Another Republican holdout, Byron Donalds of Florida, who has been repeatedly nominated as a running candidate for speaker, also switched on Friday, voting for McCarthy.
Trump may have played a role in influencing the holdouts. Donalds said he spoke to the former president, who the day before urged Republicans to end their public feud.
On the 12th ballot, McCarthy won the most votes for the first time with 213. A 13th was quickly started, this time squarely between McCarthy and the Democratic leader, and he picked up another critic on 214.
With 432 members voting — including the dramatic return of Democrat David Trone, who was out due to surgery — McCarthy still fell short of the majority. Six Republicans cast their ballots for a fellow Republican. McCarthy’s allies expected the return of two absent colleagues to bring him even closer to a majority in the night’s voting.
When Rep. Mike Garcia nominated McCarthy for Friday, he also thanked the US Capitol Police, who received a standing ovation for protecting the legislature and the democracy’s legislative seat on Jan. 6.
But in nominating Democratic leader Hakeem Jeffries, Democrat Jim Clyburn recalled the horror of that day, telling his peers, “The eyes of the country are on us today,” he said.
Without a speaker, the chamber cannot swear in members and begin its 2023-24 session, a sign of the difficulties the new Republican majority faces in its attempt to govern.
Choosing a speaker is usually an easy, joyful task for a party that has just won a majority.
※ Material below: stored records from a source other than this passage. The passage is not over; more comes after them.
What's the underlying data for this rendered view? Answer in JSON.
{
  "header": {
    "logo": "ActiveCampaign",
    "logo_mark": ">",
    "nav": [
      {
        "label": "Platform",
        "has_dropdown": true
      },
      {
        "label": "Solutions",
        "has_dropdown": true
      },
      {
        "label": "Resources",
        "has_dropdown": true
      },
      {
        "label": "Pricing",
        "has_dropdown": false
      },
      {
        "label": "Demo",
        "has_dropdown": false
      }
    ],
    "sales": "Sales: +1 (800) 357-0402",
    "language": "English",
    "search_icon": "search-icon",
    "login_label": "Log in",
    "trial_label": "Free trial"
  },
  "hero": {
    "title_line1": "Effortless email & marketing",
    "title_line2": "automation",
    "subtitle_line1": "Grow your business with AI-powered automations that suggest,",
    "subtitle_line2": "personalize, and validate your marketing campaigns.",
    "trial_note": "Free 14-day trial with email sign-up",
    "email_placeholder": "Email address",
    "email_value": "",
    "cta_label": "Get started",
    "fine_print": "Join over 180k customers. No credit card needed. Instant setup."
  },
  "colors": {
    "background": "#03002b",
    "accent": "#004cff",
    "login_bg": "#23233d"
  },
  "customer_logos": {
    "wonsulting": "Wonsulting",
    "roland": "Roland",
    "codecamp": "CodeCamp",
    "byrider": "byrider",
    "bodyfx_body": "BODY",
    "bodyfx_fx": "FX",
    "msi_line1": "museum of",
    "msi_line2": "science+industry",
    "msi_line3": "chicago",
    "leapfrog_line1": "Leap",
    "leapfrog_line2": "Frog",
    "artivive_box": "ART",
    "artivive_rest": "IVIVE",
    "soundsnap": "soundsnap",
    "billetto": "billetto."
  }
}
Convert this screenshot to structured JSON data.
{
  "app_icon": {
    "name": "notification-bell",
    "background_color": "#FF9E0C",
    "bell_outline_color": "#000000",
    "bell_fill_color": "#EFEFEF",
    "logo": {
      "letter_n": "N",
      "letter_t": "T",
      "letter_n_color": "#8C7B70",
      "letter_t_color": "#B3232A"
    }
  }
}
But not this time: Some 200 Republicans were stymied by 20 far-right colleagues who said he wasn’t conservative enough.
The disorganized start to the new Congress pointed to difficulties with Republicans, who now control the House, much like some previous Republican speakers, including John Boehner, have had trouble leading a rebellious right flank. The result: government shutdowns, standoffs, and Boehner’s early retirement when the Conservatives threatened to oust him.
The agreement McCarthy presented to Freedom Caucus holdouts and others focuses on rule changes they have been seeking for months. These changes would reduce the power of the Speaker’s Office and give ordinary legislators more leverage in drafting and passing legislation.
At the heart of the looming deal is the reintroduction of a house rule that would allow a single lawmaker to table a motion to “vacate the presidency,” essentially calling for a vote to impeach the speaker. McCarthy had refused to allow a return to the long-standing rule, which former Speaker Nancy Pelosi scrapped because it was held over the head of former Republican Speaker Boehner. But it seems McCarthy had no choice.
Other gains for the holdouts are more unclear and include provisions in the proposed deal to increase the number of available seats on the House Rules Committee, mandating 72 hours for the publication of bills before votes and promising to attempt a constitutional amendment to match the number to limit at the federal level the terms that a person can serve in the House of Representatives and Senate.
What began as a political novelty, when for the first time since 1923 a candidate did not win the gavel on the first ballot, has turned into a bitter Republican Party feud and a potential deepening of the crisis.
Before Friday’s election, New York’s Democratic leader Jeffries had won the most votes in each vote, but also narrowly managed to get a majority. McCarthy finished second and gained no ground.
The pressure on McCarthy has grown with each passing day to somehow find the voices he needs or step aside. With Congress unable to function fully, the new Republican chairmen of the House Foreign Affairs, Armed Services and Intelligence Committees all said national security was at risk and employees risked missing out on paychecks.
The longest battle for the gavel began in late 1855 and lasted over two months, with 133 ballots won during the debates on slavery in the run-up to the Civil War.
AP writers Mary Clare Jalonick and Kevin Freking and video journalists Nathan Ellgren and Mike Pesoli contributed to this report.